1. The problem statement, all variables and given/known data
Given the following k-space representation of the wave function:
Ψ(k,t) = Ψ(k)e-iħk2t/2m

use the wave number representation to show the following:

<x>t=<x>0 + <p>0t/m

<p>t=<p>0

2. Relevant equations
<x>=∫Ψ*(x,t)xΨ(x,t)dx
<p>=∫Ψ*(x,t)(-iħ ∂/∂x)Ψ(x,t)dx
3. The attempt at a solution
I have tried to make the k-space representation into the normal Ψ(x,t) representation then taking Ψ*(x,t) and taking that integral where Ψ(x,t)=1/√(2pi)∫Ψ(k)e-iħk2t/2m*ei(kx-ħk2t/2m)dk

However, I get caught up when calculating <x> at the following integral: <x>=1/2pi*∫∫(Ψ*(k)Ψ(k) x dk)dx

2. Feb 15, 2016

### blue_leaf77

You don't need to do that calculation because you are asked to compute the integral in the k space, and you have also been given the state in k space.
Your equation is not correct. Even if you want to do the integral in x space by first expressing $\psi(x,t)$ in its Fourier integral, there should be three integral signs appearing there. But again you don't need to do this.
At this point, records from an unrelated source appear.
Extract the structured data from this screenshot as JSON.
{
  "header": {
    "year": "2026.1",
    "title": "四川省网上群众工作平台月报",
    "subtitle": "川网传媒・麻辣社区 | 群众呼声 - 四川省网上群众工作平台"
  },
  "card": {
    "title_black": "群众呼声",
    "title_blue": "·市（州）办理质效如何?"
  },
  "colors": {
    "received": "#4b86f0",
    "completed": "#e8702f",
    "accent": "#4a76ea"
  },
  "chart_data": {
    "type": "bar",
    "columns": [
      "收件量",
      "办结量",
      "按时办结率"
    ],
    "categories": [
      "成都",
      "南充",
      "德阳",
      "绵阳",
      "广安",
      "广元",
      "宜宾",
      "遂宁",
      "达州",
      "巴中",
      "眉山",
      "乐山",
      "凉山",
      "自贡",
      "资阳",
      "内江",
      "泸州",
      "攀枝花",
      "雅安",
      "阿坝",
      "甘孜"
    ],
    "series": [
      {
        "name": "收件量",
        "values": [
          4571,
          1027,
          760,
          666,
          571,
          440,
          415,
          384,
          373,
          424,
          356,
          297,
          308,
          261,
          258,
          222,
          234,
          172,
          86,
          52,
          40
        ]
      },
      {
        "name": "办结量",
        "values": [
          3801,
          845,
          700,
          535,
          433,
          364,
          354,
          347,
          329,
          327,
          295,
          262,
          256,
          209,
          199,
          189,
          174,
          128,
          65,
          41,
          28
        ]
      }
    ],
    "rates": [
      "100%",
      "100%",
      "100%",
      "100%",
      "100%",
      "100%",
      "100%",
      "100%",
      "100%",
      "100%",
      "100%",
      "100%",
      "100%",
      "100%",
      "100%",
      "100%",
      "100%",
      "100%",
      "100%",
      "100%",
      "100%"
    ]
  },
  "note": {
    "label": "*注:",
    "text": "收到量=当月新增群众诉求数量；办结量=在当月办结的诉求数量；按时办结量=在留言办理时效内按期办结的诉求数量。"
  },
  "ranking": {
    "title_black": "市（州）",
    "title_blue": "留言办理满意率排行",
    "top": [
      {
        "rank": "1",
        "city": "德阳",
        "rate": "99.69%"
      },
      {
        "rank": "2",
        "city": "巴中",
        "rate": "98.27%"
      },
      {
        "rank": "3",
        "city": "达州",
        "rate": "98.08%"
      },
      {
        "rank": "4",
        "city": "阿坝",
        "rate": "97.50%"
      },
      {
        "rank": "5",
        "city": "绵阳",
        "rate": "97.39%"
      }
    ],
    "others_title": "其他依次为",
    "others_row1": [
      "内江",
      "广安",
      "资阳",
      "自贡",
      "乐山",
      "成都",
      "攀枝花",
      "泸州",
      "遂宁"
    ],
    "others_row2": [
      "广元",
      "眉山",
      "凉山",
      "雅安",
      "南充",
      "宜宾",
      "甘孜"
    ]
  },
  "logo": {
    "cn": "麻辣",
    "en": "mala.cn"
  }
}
Simply calculate
$$\int_{-\infty}^{\infty} \psi^*(k,t)x\psi(x,t) \hspace{2mm}dk$$
Your first task is to find out how the operator $x$ acts in k space.
Hint: the expression of $x$ in k space is similar to that of $p$ in position space.

3. Feb 15, 2016

### Cracker Jack

Thank you, I think this helps. I was thinking x could only act on Ψ if it was Ψ(x,t). Looking through lecture notes, I think that x operates in k space as i∂/∂k. Is that correct?

4. Feb 15, 2016

### blue_leaf77

Yes correct.
States are vector in vector space and the operators are the linear maps in the vector space. Since vector space can have more than one bases, the operators can also have different form depending on which bases being used. When position bases is being used $x$ becomes simply a number, in k space $x$ acts such that it has the form you wrote there.

5. Feb 15, 2016

### Cracker Jack

Thank you this helped a lot, and now I think I've gotten the right answer.